Cron Job Monitoring

It's easy to monitor any kind of cron job with Cronitor. You'll be alerted if anything goes wrong with your job, including:

  • The job does not start on schedule
  • The job runs much slower than expected
  • The job crashes with a failure code

Creating your first cron job monitor

Creating a test monitor or monitoring a single cron job can usually be completed in just a few minutes.

  1. Click the button on your dashboard to create a new monitor and select Cron job monitor.

  2. Paste the schedule expression from your cron job into the schedule field:

  3. Provide your server's timezone. A default timezone can be set from the Settings page.

  4. If needed, adjust the grace period for this job. After an expected execution time Cronitor will wait the duration of the grace period for your job to start before sending an alert.

  5. Give the monitor a descriptive name like Offsite Database Backup and add optional tags or notes.

  6. After saving the monitor you'll be given a unique Ping API url. If you're just testing things out, use your browser to send a /run ping followed by a /fail ping to simulate a job that started and then exited with an error. For production usage, read the integration guide to learn more about using CronitorCLI or Curl to send pings when your job runs.

  7. You're done! Your new monitor is created in a paused state; monitoring will not begin until the first ping is received.

Monitoring every job in your crontab

If you are monitoring cron jobs on Linux, BSD or MacOS, using cronitor discover in CronitorCLI is the easiest way to automatically create monitors for each job and keep their schedule in sync with your server.

  1. If you haven't installed CronitorCLI on your server, download and follow the installation instructions.

  2. Run cronitor discover to find cron jobs and import them into Cronitor.
    • Use the auto-generated cron job names or use the interactive prompt to create something more memorable.

    • Discover will always find cron jobs in your user crontab. If run with elevated privileges, jobs in the system crontab and drop-in directory are also imported.
    You can re-run discover at any time to find new cron jobs or change monitor names.

  3. You're done!

Handling job schedule changes easily

If your job schedules change frequently it can be challenging to ensure that your Cronitor monitors are in sync.
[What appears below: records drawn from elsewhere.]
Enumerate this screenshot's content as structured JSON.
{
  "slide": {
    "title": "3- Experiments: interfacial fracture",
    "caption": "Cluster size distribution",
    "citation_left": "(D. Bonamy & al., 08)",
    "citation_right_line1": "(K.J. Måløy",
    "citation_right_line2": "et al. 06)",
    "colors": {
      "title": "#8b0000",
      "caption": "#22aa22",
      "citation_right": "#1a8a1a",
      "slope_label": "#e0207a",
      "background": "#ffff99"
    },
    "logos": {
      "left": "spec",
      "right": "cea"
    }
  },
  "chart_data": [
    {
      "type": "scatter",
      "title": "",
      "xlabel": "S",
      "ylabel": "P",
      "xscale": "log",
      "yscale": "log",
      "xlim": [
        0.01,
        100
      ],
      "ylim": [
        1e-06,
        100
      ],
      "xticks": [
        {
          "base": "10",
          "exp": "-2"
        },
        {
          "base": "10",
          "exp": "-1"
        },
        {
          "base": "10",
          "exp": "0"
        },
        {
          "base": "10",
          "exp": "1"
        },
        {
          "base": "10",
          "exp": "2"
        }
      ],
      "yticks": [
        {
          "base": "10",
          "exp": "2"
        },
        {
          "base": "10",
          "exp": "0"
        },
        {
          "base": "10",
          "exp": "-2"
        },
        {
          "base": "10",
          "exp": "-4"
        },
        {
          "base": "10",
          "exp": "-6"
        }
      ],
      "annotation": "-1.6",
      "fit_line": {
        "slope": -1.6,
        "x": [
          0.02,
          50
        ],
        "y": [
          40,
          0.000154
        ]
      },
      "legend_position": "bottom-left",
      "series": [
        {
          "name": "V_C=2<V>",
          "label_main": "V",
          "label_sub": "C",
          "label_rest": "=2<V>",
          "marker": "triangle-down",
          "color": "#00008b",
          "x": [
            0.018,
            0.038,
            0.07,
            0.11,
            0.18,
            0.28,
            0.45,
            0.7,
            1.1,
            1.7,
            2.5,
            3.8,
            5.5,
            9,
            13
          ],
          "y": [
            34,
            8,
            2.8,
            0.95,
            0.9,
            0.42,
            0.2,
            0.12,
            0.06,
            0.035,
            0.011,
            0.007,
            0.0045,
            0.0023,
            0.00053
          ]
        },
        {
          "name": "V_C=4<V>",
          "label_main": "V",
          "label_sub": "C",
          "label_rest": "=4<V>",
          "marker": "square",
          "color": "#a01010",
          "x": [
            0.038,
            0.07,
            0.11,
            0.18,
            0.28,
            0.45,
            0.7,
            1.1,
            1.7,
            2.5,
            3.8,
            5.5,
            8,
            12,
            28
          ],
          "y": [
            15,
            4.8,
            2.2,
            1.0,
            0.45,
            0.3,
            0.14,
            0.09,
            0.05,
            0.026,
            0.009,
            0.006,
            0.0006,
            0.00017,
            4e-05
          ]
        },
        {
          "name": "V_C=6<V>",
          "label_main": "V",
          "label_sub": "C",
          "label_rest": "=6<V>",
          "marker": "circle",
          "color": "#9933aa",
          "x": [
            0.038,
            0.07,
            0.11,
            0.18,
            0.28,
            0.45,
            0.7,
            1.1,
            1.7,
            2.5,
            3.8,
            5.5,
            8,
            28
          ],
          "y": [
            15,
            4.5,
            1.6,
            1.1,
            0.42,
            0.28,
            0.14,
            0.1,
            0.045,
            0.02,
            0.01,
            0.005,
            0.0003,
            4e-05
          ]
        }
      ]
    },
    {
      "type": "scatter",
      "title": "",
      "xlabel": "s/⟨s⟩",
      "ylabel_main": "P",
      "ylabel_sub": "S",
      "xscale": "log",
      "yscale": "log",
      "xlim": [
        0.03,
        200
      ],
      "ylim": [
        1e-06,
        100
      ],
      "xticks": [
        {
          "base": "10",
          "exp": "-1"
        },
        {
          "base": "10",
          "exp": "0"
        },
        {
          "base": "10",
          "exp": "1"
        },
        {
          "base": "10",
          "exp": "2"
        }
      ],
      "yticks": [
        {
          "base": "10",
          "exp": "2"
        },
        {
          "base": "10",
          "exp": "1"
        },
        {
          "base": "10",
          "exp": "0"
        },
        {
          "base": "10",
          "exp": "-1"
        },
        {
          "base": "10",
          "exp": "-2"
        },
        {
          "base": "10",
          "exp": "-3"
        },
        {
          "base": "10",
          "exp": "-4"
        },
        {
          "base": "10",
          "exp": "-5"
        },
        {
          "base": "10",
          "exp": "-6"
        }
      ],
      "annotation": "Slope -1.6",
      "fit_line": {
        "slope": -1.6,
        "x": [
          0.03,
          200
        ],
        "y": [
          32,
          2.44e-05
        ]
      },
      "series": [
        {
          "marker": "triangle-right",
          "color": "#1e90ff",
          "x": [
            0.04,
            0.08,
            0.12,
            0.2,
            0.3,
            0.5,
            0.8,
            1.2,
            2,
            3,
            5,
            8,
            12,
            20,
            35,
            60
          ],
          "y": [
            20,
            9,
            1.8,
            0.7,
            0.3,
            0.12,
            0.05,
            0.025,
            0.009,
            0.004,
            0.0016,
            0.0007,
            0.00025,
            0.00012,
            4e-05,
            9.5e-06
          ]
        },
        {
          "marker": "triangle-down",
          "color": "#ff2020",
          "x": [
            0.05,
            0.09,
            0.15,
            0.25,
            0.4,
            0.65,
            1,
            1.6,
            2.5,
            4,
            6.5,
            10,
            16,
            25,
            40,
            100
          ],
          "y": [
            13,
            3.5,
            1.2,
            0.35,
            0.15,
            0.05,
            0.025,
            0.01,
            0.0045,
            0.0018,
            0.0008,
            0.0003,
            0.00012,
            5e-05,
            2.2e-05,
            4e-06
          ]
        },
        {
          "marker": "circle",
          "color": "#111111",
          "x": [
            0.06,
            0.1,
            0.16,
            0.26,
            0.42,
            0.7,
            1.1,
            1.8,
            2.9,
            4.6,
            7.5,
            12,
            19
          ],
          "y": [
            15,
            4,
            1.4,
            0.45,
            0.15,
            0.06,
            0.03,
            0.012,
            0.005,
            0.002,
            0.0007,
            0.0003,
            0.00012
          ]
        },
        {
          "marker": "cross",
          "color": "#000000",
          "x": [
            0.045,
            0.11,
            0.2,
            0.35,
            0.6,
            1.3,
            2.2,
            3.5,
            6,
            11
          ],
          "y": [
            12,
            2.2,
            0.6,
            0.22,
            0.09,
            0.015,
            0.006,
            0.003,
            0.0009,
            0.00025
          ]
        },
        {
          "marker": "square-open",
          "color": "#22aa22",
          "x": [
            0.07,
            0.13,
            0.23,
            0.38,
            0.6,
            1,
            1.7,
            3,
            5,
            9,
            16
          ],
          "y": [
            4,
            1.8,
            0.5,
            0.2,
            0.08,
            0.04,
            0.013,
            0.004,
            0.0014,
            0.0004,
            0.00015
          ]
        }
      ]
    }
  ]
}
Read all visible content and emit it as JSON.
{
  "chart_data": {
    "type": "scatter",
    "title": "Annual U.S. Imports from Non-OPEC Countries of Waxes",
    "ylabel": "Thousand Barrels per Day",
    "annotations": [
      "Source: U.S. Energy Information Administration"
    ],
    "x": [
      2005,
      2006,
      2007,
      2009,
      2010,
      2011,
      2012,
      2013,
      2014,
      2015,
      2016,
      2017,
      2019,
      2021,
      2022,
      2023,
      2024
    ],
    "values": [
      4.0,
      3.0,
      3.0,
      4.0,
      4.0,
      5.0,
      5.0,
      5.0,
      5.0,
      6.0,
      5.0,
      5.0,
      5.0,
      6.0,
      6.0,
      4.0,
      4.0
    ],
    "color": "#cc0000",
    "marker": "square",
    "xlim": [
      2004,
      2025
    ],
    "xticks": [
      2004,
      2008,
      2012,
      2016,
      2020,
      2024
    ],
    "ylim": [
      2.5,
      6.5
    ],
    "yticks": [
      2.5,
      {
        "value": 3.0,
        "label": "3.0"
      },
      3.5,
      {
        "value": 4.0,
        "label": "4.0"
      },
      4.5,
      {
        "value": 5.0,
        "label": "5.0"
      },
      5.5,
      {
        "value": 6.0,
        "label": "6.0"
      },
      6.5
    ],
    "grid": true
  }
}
Over time, this can accumulate false alarms and noisy alerts. By scheduling cronitor discover to run every hour, schedule updates will be pushed automatically to Cronitor on a regular basis. When using cronitor discover to import your crontab, this entry is added automatically.

Alerts when your job runs slower than expected

Cronitor uses past performance to notify you when your job runs significantly slower than expected. Our prediction algorithm grows more precise as we learn more about your job performance but it won't work perfectly for every job. If you are receiving has not completed when expected alerts earlier than you would like, you can increase the "grace period" for your monitor or provide a specific expected duration for the job:

  • With less data available on a new monitor we use a wider implied grace period and we will not send has not completed when expected alerts until the job has completed successfully at least once.
  • API Users: Specify fixed runtime duration by adding a custom ran_longer_than rule along with the not_on_schedule rule.

To send duration alerts, Cronitor must know when your job starts running and when it completes successfully. To report these events, you should run your job using cronitor exec or ping your /run endpoint as your job starts and /complete as it exits successfully. For more details on Ping API endpoints and where you should integrate your ping requests, see:

Frequently asked questions

  • What if my cron job starts after a random delay, like anacron?

    If you don't expect your job to start immediately at the scheduled time, expand the grace time on your monitor. Ensure your grace period exceeds any intentional or expected delay.

  • How does Cronitor handle schedules with 6 values, like Quartz?

    In some systems, cron schedules can have 6 values, meaning either seconds or year. In both cases, Cronitor attempts to ignore this additional value. We hope to expand support and handling for these more precise schedules.

  • How does Cronitor know when my job starts, completes and fails?

    For Cronitor to alert you when something goes wrong with your job a small amount of integration work is required to tell Cronitor when your job runs. The absolute easiest way to do this is to run your job using cronitor exec, but you can tell Cronitor nearly everything it needs with just a couple curl requests. See the Cronitor Integration Guide for more details.

  • How do I determine my server timezone?

    On Linux and MacOS, use timedatectl or date to determine the current timezone locale. On Windows, use tzutil /g. Timezones can be set per monitor, and an account-wide default is available on the account settings page.